Regular repository corruption -- help needed.

Matt Mackall mpm at selenic.com
Thu Dec 20 23:05:28 UTC 2012


On Thu, 2012-12-20 at 21:37 +0100, Alexander Krauss wrote:
> On 12/20/2012 01:49 AM, Bryan O'Sullivan wrote:
> > During a push, Mercurial uses a special redirection mechanism to add
> > entries to the changelog file. That mechanism is very simple: it writes
> > data to a temporary file, then reads the contents of that file and
> > writes them to the end of the real changelog after all of the
> > changegroup has streamed through.
> >
> > The forensics that I see are 100% consistent with a situation where your
> > NFS client happily says "here's your file full of zeroes" when you read
> > back a file (not full of zeroes) that you wrote earlier. You are not
> > guaranteed write-to-read consistency even on a single node (whatever the
> > specs may say).
> 
> I see. Is this analysis consistent with the fact that already-existing 
> changesets get corrupted by the push?

Probably not. Exceptions include doing strip or rebase or other
modifications on the server, or revlogs growing past the 128k
de-interleaving threshold at the time of the corruption.

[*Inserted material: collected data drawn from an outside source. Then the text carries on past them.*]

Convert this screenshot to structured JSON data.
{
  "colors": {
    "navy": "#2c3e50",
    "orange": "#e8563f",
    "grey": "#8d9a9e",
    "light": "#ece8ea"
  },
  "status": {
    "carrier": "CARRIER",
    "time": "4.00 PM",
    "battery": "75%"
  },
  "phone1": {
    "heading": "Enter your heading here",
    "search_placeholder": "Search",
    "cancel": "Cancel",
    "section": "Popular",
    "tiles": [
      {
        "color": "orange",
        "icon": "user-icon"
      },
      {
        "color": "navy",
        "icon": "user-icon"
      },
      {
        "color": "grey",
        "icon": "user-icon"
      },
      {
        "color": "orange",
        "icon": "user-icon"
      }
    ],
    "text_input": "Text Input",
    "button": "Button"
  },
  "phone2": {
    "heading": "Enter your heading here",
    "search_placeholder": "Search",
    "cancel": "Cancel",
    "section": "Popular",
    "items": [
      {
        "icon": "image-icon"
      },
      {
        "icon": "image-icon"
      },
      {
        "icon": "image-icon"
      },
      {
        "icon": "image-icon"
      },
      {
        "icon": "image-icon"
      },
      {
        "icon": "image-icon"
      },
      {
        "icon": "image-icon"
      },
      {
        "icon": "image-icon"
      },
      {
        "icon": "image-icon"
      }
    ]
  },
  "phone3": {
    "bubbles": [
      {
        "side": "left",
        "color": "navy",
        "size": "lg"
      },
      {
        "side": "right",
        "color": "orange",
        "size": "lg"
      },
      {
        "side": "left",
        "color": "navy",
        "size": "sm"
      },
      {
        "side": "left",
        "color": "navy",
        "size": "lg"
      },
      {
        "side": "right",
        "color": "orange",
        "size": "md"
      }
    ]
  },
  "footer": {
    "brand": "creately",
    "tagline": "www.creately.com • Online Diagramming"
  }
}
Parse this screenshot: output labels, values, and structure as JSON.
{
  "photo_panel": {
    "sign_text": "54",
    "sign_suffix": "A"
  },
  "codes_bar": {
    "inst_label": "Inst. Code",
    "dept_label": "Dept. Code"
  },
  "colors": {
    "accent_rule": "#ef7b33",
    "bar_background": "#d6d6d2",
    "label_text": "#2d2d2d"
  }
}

For NFS to write to random earlier points in a file when opened in
append mode would be a pretty good trick without help from a hardware
glitch or other OS bug. Such damage also points to lower-level problems
like I suggested earlier. It's much more likely to be a server-side
problem, but you can't completely rule out clients.

> Yes. Here, local just meant that no ssh was involved. Both source and 
> destination repository live on NFS.

We can be pretty confident that data from the source repo is read
correctly, even though it's on NFS.

-- 
Mathematics is the supreme nostalgia of our time.